La sismicità del 2019 registrata dalla Rete Simica Nazionale dell’INGV viene mostrata in una mappa interattiva (dashboard), pubblicata nella galleria StoryMaps&Terremoti. In questa applicazione sono rappresentati i terremoti di magnitudo maggiore o uguale a 2.0, classificati e tematizzati in base alla loro magnitudo. Ogni evento può essere interrogato per visualizzare i relativi parametri ipocentrali.

Nell’applicazione sono disponibili le infografiche che mostrano, per un’area scelta dall’utente, il numero di terremoti totali localizzati nel 2019, la magnitudo massima e la loro distribuzione nei 12 mesi dell’anno.  E’ inoltre possibile attivare il TIME SLIDER per far partire un’animazione spazio-temporale della sismicità dal 1 gennaio 2019 o da altri intervalli temporali. Infine altre funzionalità disponibili sono alcuni ZOOM sulle principali sequenze del 2019 e una mappa di densità dei terremoti attivabile dalla funzione LAYERS.
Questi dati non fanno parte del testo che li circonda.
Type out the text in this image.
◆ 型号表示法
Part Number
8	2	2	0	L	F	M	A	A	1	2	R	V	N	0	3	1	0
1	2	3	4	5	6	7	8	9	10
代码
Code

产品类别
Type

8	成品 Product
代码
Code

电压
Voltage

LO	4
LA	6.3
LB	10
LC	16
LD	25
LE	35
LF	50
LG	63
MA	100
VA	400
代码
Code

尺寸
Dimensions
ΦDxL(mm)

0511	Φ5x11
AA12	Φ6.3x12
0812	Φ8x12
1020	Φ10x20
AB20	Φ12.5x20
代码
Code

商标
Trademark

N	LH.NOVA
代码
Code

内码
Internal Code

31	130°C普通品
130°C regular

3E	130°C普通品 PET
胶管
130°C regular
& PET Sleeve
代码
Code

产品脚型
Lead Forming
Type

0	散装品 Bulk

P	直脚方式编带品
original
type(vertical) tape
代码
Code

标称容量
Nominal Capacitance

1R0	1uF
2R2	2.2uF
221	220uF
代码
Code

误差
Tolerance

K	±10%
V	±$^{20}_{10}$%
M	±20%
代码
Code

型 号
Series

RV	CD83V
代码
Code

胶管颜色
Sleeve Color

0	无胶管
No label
Apri la mappa interattiva dei terremoti del 2019

A cura di Maurizio Pignone, INGV – Osservatorio Nazionale Terremoti.


Crediti dati e nota

ISIDe working group (2016) version 1.0, DOI: 10.13127/ISIDe, Italian Seismological Instrumental and parametric database: http://iside.rm.ingv.it/iside

Ricordiamo che i dati di tutti gli eventi sismici che avvengono in Italia vengono calcolati e rivisti dai sismologi in turno h24 nelle Sale Operative INGV di Roma, Napoli e Catania e pubblicati pochi minuti dopo ogni terremoto sul portale dei dati in tempo reale del Dipartimento TERREMOTI (http://terremoti.ingv.it/).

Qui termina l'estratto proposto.